Fitnesswahn und Körperbild

Ein kurzer Rant zum Thema Fitnesswahn und Körperbild: Übergewicht ist nichts Gutes. Punkt.
Das hat nichts mit der Persönlichkeit innerhalb des Körpers zu tun. Denn genau: Übergewichtige Menschen haben auch glückliche Momente. Genauso wie normal gewichtige Menschen. Sie sind genauso klug oder dumm, genauso zickig oder verständnisvoll. Und sie sind genauso liebenswert wie nicht übergewichtige Menschen es eben auch sind.

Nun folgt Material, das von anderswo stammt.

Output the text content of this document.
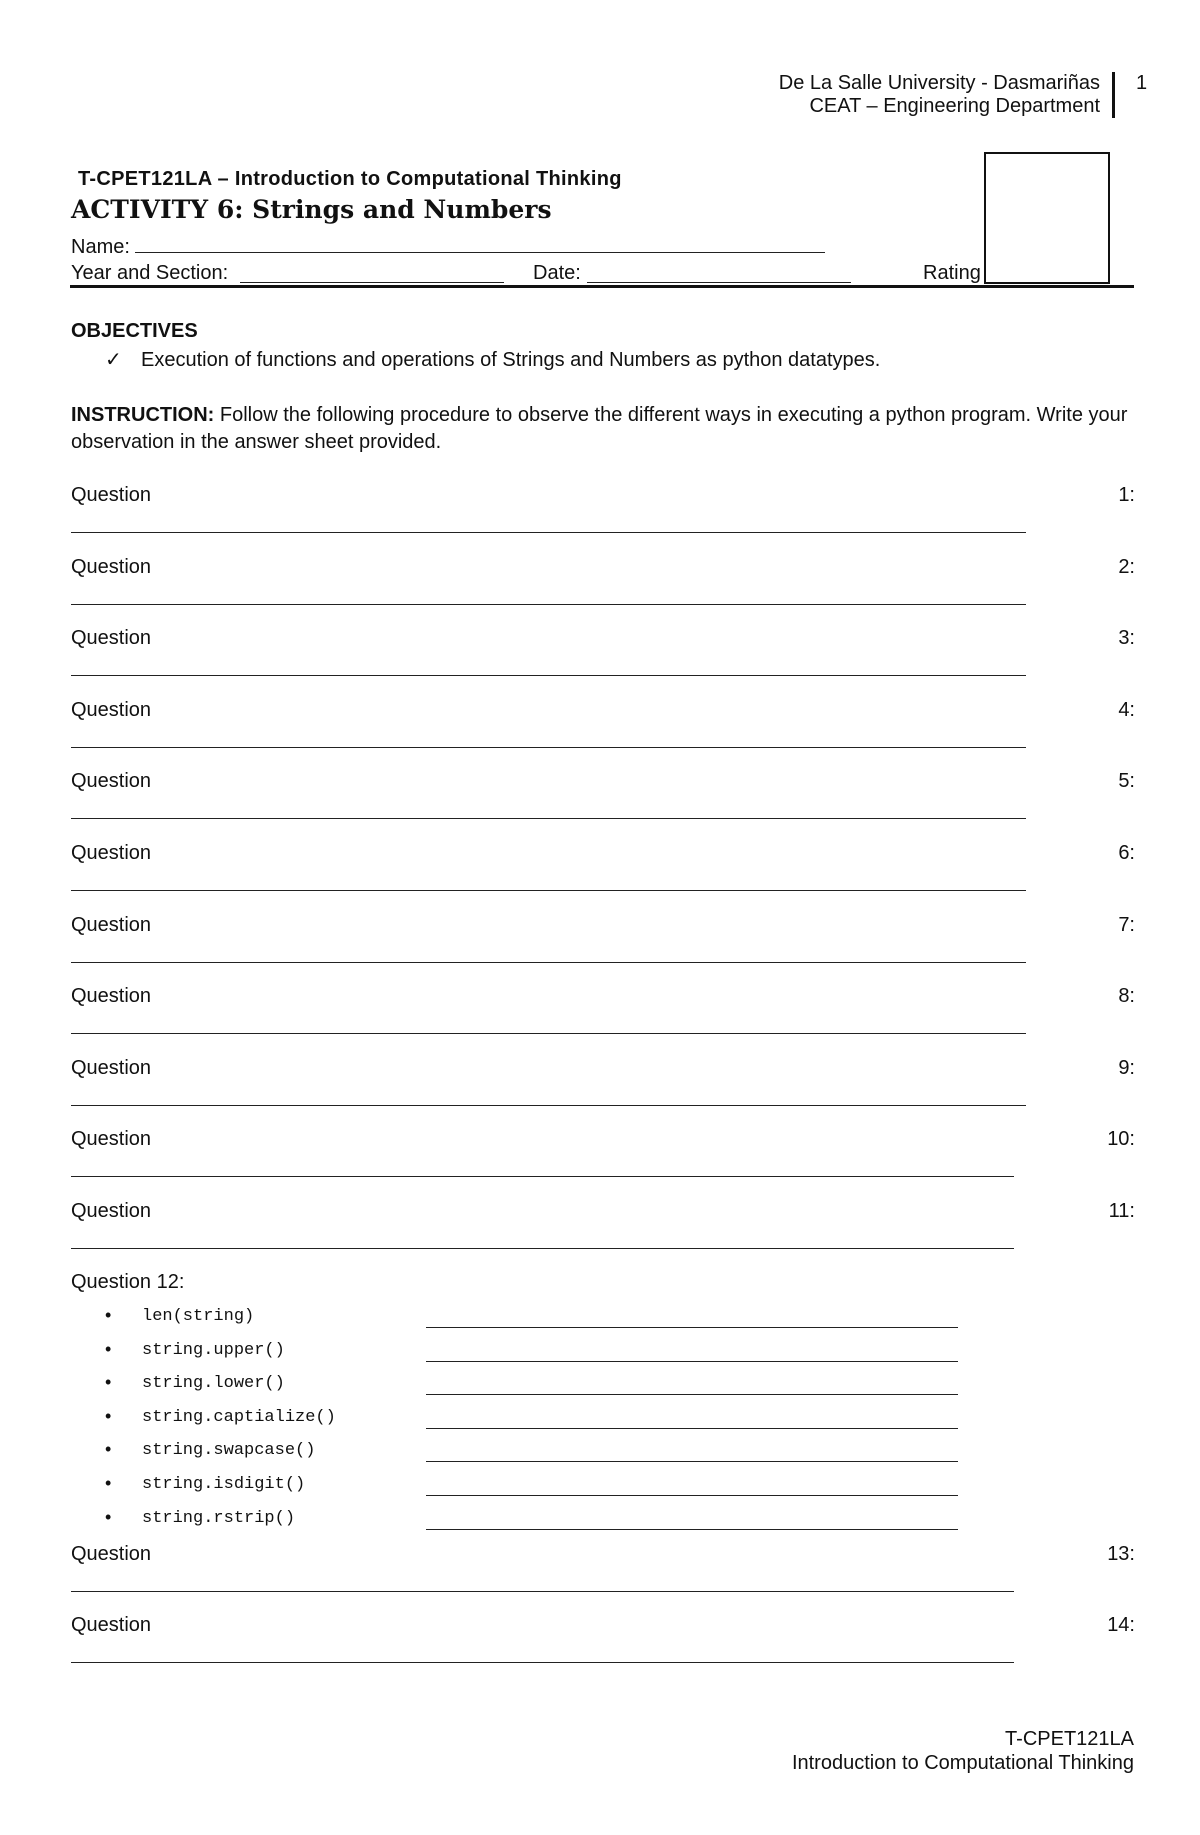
De La Salle University - Dasmariñas
CEAT – Engineering Department
1
T-CPET121LA – Introduction to Computational Thinking
ACTIVITY 6: Strings and Numbers
Name:
Year and Section:	Date:	Rating
OBJECTIVES
✓ Execution of functions and operations of Strings and Numbers as python datatypes.
INSTRUCTION: Follow the following procedure to observe the different ways in executing a python program. Write your observation in the answer sheet provided.
Question	1:
Question	2:
Question	3:
Question	4:
Question	5:
Question	6:
Question	7:
Question	8:
Question	9:
Question	10:
Question	11:
Question 12:
• len(string)
• string.upper()
• string.lower()
• string.captialize()
• string.swapcase()
• string.isdigit()
• string.rstrip()
Question	13:
Question	14:
T-CPET121LA
Introduction to Computational Thinking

Ich halte aber absolut nichts von dieser Fatacceptance Bewegung, da Übergewicht (auch leichtes) einfach ein gesundheitliches Risiko darstellt. Merkwürdiger Weise ist das ein Streitpunkt, weiß ich. Das ist wie mit Impfgegnern zu diskutieren… ich lass beides mittlerweile, um meiner Seele Frieden Willen.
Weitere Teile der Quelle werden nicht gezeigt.